If you happen to be from my side of the political divide, that `lagging' served us well for several decades; the lagging culture was one that respected the public space. But now what happens if a second Bush administration ensues? Well, given their ideological outlook (for the President to say `no litmus test' would be rather like stating `no height requirement' when the field from which you draw is made up solely of NBA forwards) and the history of court appointments made by Republican administrations in the latter half of the twentieth century (Warren, Brennan, Stevens, Souter), you can be sure that whoever is nominated will be very well vetted, scoured for any presence of "incorrect" thinking.

Which brings up a different point -- and a confession. For years now, since the Nixon administration, the right has made much noise about wanting "strict constructionists" who won't "legislate from the bench". Ah, that elusive "strict interpretation of the law". The left has denied the charge. Well, here's the confession. They do. They all do. Left or right -- it doesn't matter.

And that's why it's so important. The Supreme Court justices appointed over the next presidential term (likely three, but only time will tell) are likely to be shaping American law at a time when my grandchildren are capable of following the story.

(By the way, I have one child, a son. He's not quite two and a half.)

Thursday, October 28, 2004

Strict Interpreter

Austin, Texas 10/28/2004

The campaign is almost over and the great ad blitz is in full swing.

No, I'm not talking about the presidential race; I'm not even talking about the various legislative races that are going on, filled with claim, counterclaim and hyperbole as they are (putting the most virulent of the national ads to shame, by the way). I'm talking about judges.
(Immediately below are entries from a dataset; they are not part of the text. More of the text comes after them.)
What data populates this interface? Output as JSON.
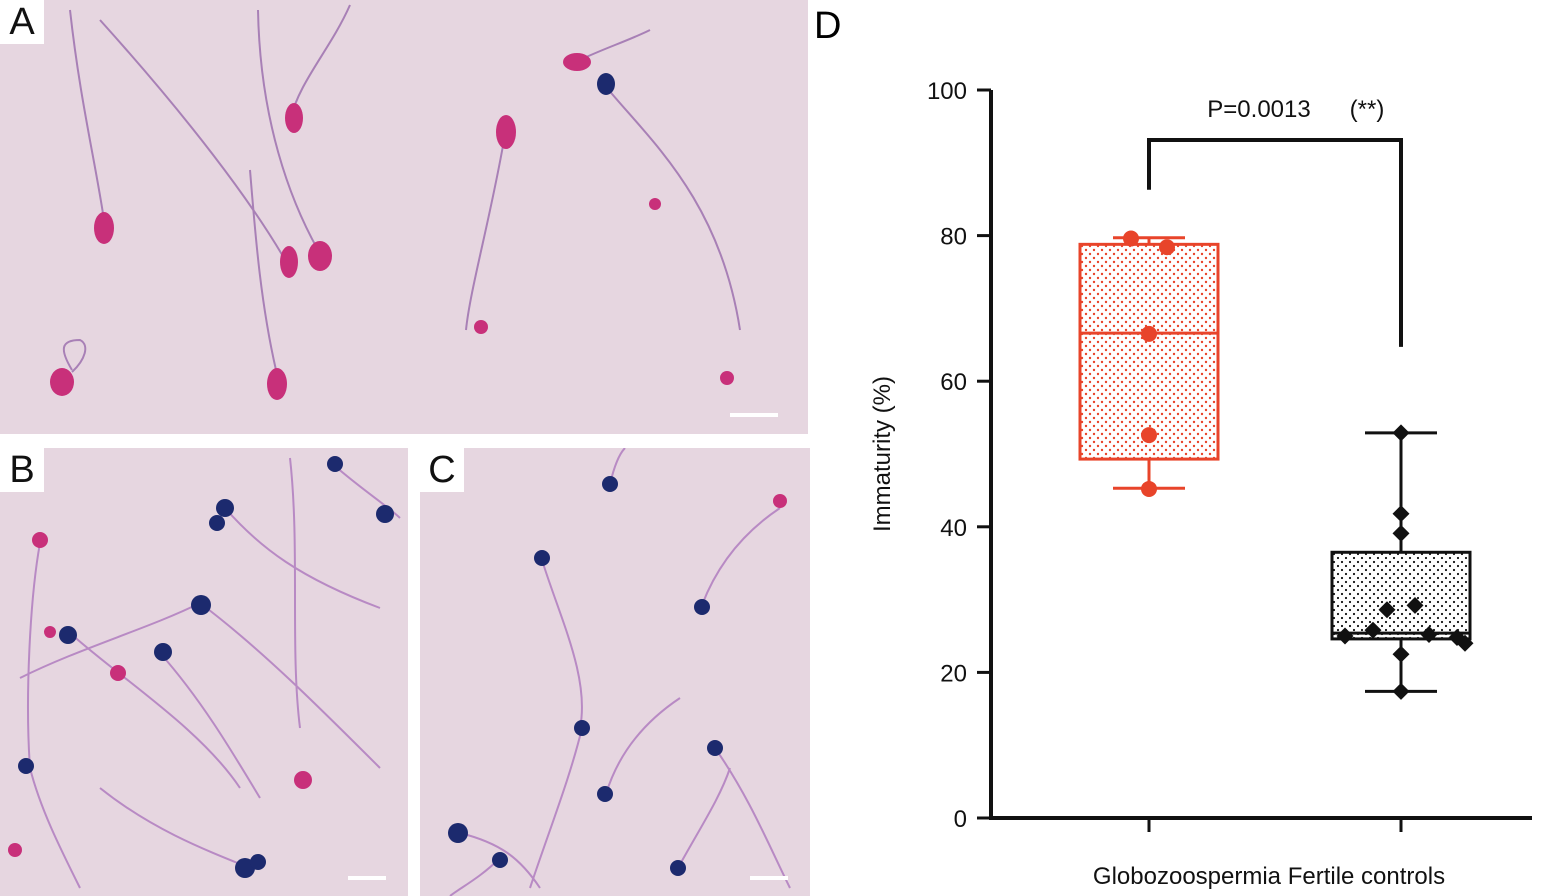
{
  "panels": {
    "a": {
      "letter": "A"
    },
    "b": {
      "letter": "B"
    },
    "c": {
      "letter": "C"
    },
    "d": {
      "letter": "D"
    }
  },
  "colors": {
    "background_slide": "#e6d6e0",
    "pink_head": "#c8307a",
    "blue_head": "#1c2a6e",
    "tail": "#a880b6",
    "globozoospermia": "#e8442a",
    "fertile_controls": "#111111"
  },
  "chart_data": {
    "type": "box",
    "title": "",
    "ylabel": "Immaturity (%)",
    "xlabel": "",
    "ylim": [
      0,
      100
    ],
    "yticks": [
      0,
      20,
      40,
      60,
      80,
      100
    ],
    "categories": [
      "Globozoospermia",
      "Fertile controls"
    ],
    "x_caption": "Globozoospermia Fertile controls",
    "significance": {
      "text": "P=0.0013",
      "stars": "(**)"
    },
    "series": [
      {
        "name": "Globozoospermia",
        "min": 45.3,
        "q1": 49.3,
        "median": 66.6,
        "q3": 78.8,
        "max": 79.7,
        "points": [
          79.6,
          78.4,
          66.5,
          52.6,
          45.2
        ]
      },
      {
        "name": "Fertile controls",
        "min": 17.4,
        "q1": 24.6,
        "median": 25.4,
        "q3": 36.5,
        "max": 52.9,
        "points": [
          52.9,
          41.8,
          39.1,
          29.2,
          28.6,
          25.8,
          25.2,
          25.0,
          24.8,
          24.0,
          22.5,
          17.4
        ]
      }
    ]
  }
}
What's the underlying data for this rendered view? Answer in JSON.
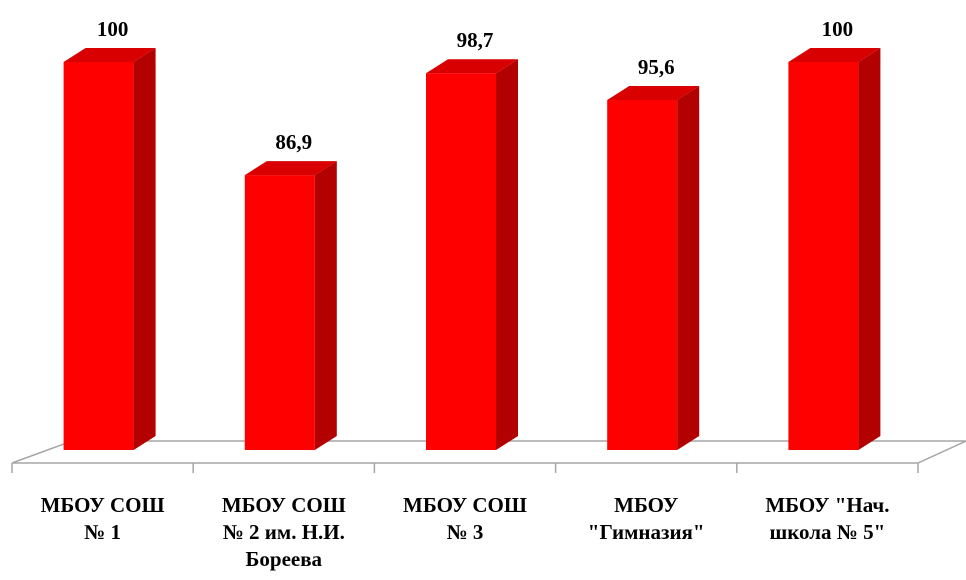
{
  "chart_data": {
    "type": "bar",
    "categories": [
      [
        "МБОУ СОШ",
        "№ 1"
      ],
      [
        "МБОУ СОШ",
        "№ 2 им. Н.И.",
        "Бореева"
      ],
      [
        "МБОУ СОШ",
        "№ 3"
      ],
      [
        "МБОУ",
        "\"Гимназия\""
      ],
      [
        "МБОУ \"Нач.",
        "школа № 5\""
      ]
    ],
    "values": [
      100,
      86.9,
      98.7,
      95.6,
      100
    ],
    "value_labels": [
      "100",
      "86,9",
      "98,7",
      "95,6",
      "100"
    ],
    "colors": {
      "bar_front": "#ff0000",
      "bar_side": "#b30000",
      "bar_top": "#d80000",
      "floor": "#ffffff",
      "floor_edge": "#a6a6a6"
    },
    "grid": false,
    "legend": "none"
  }
}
Here in Texas, judges are elected. Most seats are not particularly contested (as I said, this is Texas), but the rhetoric still flies. And time after time, what you hear sounds something like this:

"He shares our values. He'll be tough on crime. He'll strictly interpret the laws, not legislate from the bench."

As they say in the land of my birth, "Gimme a break!" Judges, of whatever stripe, legislate from the bench all the time. All the time. It's what they do. Left or right -- it doesn't matter. And, seriously, there's nothing wrong with that. It's the very reason why we even bother to subject judges to the political process (whether it be by election, legislative confirmation or any other method). Otherwise, we'd just have some faceless technocrat -- a legal engineer, as it were -- making these decisions. We don't; it's obviously too important.

It's high time we 'fess up on this, from both sides, at the very least in the name of honesty. (We do want honest judges, don't we? Oh wait, don't answer that). Wouldn't it be nice to hear something like:

"When he's elected he'll make sure that every possible step will be taken to imprison people who you, the voting public, find scary -- no matter what the demonstrable facts are. He treasures the values of the common people -- who can tell who's guilty just by lookin' at 'em. He'll make sure to make things right for people like us"

Same message -- we've just broken the code.

So let's cut out this "strict interpretation" stuff, OK?